James Crocker: Woman Who Called 911 After Float Trip Shooting Says He Was "Very Calm"

Jul 26, 2013 at 10:06 am
click to enlarge James Crocker, 59.
James Crocker, 59.

On Saturday afternoon, Steelville resident Carol Smelser, 61, heard shots and screaming. With a home along the Meramec River where loud float trip groups frequently pass by, she didn't think much of it at first, she says.

"I thought maybe it was fireworks, but it sounded really close," she tells Daily RFT. "This one seemed different."

Soon, she heard a bang on her door, and when she responded, she didn't recognize the man standing there.

"'You need to call 911,'" he told her, she recalls. "'I just shot somebody down at the river.'"

See also: - Cops: Homeowner Mad at Urinating Man on Float Trip Shoots, Kills Paul Dart - Widow in Mourning After Meramec Shooting, Says "He Was My Rock"
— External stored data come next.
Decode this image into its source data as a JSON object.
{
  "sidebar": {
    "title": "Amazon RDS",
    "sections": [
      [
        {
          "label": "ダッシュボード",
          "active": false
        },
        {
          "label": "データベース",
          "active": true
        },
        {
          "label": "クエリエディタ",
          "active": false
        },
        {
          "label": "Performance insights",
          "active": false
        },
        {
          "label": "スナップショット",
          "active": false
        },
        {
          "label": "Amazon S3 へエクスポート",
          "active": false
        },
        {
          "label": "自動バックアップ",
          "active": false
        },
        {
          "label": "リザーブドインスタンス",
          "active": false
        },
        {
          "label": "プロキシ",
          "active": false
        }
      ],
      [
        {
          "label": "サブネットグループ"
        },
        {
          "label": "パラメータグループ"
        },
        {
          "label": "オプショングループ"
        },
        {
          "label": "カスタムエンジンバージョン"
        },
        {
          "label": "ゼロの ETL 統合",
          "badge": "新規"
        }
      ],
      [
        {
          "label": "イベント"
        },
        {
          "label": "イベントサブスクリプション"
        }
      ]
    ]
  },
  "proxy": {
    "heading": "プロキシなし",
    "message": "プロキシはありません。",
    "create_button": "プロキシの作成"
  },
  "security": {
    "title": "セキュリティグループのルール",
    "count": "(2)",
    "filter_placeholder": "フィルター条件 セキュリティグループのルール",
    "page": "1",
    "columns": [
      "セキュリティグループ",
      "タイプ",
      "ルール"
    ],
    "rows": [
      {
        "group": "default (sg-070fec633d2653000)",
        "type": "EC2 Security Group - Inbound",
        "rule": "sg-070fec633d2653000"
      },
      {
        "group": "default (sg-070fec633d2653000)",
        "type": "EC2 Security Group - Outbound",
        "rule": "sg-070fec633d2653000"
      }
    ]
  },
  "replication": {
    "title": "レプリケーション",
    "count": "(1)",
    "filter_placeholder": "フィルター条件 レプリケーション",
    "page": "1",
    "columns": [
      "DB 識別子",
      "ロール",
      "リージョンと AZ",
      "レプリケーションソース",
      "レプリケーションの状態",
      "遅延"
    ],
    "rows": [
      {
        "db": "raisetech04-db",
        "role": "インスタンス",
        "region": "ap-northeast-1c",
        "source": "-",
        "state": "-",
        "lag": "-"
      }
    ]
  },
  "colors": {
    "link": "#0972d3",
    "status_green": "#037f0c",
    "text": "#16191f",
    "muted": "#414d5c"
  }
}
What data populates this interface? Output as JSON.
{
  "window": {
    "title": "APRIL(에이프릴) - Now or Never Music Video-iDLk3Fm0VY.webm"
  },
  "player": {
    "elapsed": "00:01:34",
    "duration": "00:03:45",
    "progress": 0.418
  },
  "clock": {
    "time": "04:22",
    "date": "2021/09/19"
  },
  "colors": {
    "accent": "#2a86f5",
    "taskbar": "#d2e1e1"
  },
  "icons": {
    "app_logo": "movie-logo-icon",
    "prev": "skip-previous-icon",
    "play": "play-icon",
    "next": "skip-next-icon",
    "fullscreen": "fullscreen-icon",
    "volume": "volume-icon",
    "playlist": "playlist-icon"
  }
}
"I thought he was kidding me," Smelser says. "I said, 'You're kidding me, right?' He said, 'No, I'm not. I need you to call 911.'"

Smelser called police. Meanwhile, down at the river, family and friends of 48-year-old Paul Dart Jr. were waiting for an ambulance. Dart had been shot in the head. He was pronounced dead by the Crawford County Coroner Paul Hutson a short while later.
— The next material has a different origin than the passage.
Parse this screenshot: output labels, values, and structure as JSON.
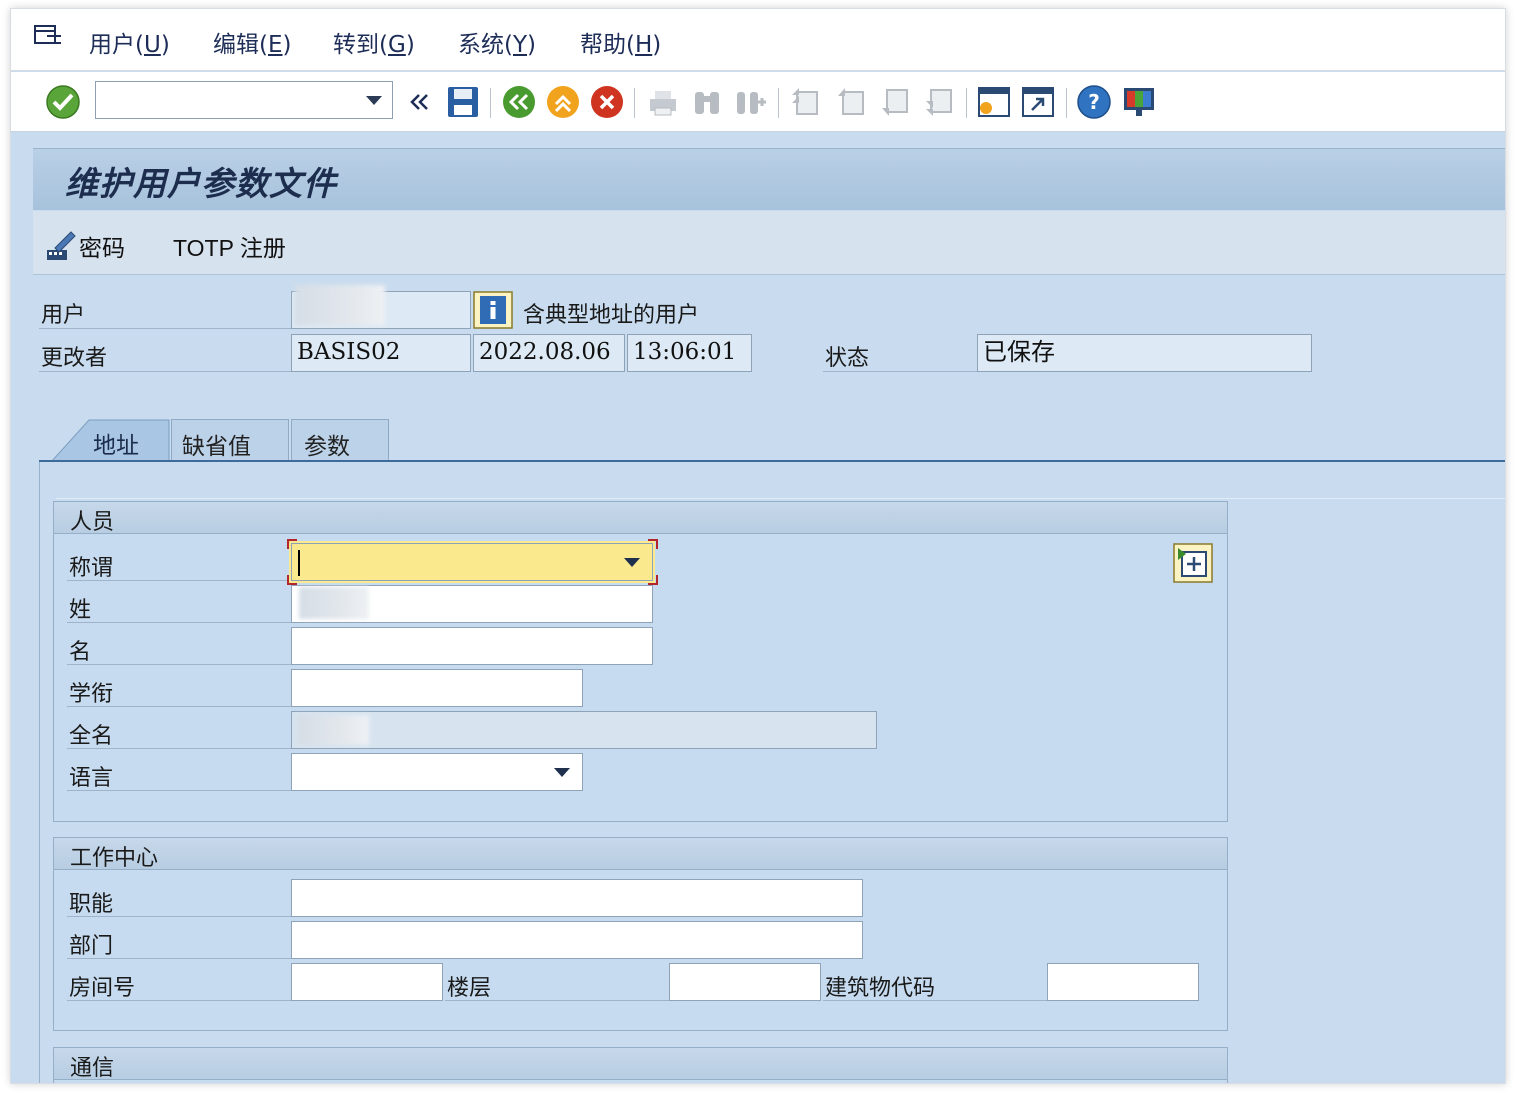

click to enlarge Loretta Dart. - via KSDK
via KSDK
Loretta Dart.

The float-trip shooting on the Meramec River near Steelville got a lot of attention this week after a day on the water turned into an unimaginable nightmare for the grieving widow of Paul Dart.

The man who showed up at Smelser's door -- splattered with blood -- was James Crocker, a Steelville resident who had just turned 59 and is now facing charges of second-degree murder with bond set at $650,000. The tragic incident has sparked heated debates about property rights along the river as well as gun laws in the state.

According to police and testimony from Dart's family and friends on the float trip, the group had stopped near his property along the river for a break and got in a verbal confrontation with Crocker, who was armed and told them they were trespassing. Crocker was reportedly upset that one of the men was urinating. Dart allegedly tried to intervene and was shot in the head. Court records say that Crocker, after he was apprehended, told police, "It's my property, and I was going to protect it."

Smelser, who has lived in her property by the river for nineteen years, says that when Crocker showed up at her door, he did not appear crazed.

click to enlarge Loretta and Paul Dart. - via KSDK
via KSDK
Loretta and Paul Dart.

"He was really kind of calm and very polite to me," she says. "I was scared, but I thought, 'Well, he's being nice to me.'"

At first she didn't recognize him, but when she saw his car, she realized that he was a neighbor a few doors down.

Smelser says the 911 operator asked her to ask Crocker a series of questions.

"He answered everything asked of him," she says.

Name, address, location of the weapon (in his car) and more, she recalls. Smelser says she thinks he came to her house, because he was trying to escape the crowd from the float trip who were potentially chasing after him.

"He was very calm," she says. "I think he was in a state of shock."

Smelser's husband soon arrived, and eventually police showed up to their home and took Crocker into custody.

In the wake of the fatal shooting, officials have said that the property boundaries along the river are sometimes murky, since vegetation lines change with river levels.

Smelser, a local realtor who also runs a boutique shop, says that this is a terrible tragedy, but is not surprised that there are tensions around trespassing and property boundaries along the Meramec.

"I'm not advocating what he did, but I understand how it could have possibly escalated," she says.

She and her husband have access to the river from their property, but they don't use it, she explains, because people on float trips cause such problems for them.

"It's a sad story," she says, but adds, "We have had a lot of incidents...of all these rafters thinking that if they rent a canoe they have every right to destroy, tear up and get on your land and do whatever they want to.... We've had people...starting fires, shooting fireworks at our house...naked people, people with guns, people drunk and drugged up."

She continues, "We have little law enforcement."

Complaints to police about trespassers go nowhere, she says. (Daily RFT left a message with Crawford County Sheriff Randy Martin earlier this week and has not yet heard back.)

"We pay exorbitant taxes to have a recreational property that we cannot use," says Smelser, who says she plans on contacting her local lawmakers to see if they can help try and fix the problem.

Crocker, whom her husband knew better than she did, had spent a lot of money fixing up the road from his property to the river, she says. "He intended to fully use his property."

She says that Crocker had turned 59 and had recently invited a next-door neighbor of hers over for catfish.

Of the shooting, she says, "I wasn't there. I don't know what really happened. But it's very, very sad for both parties."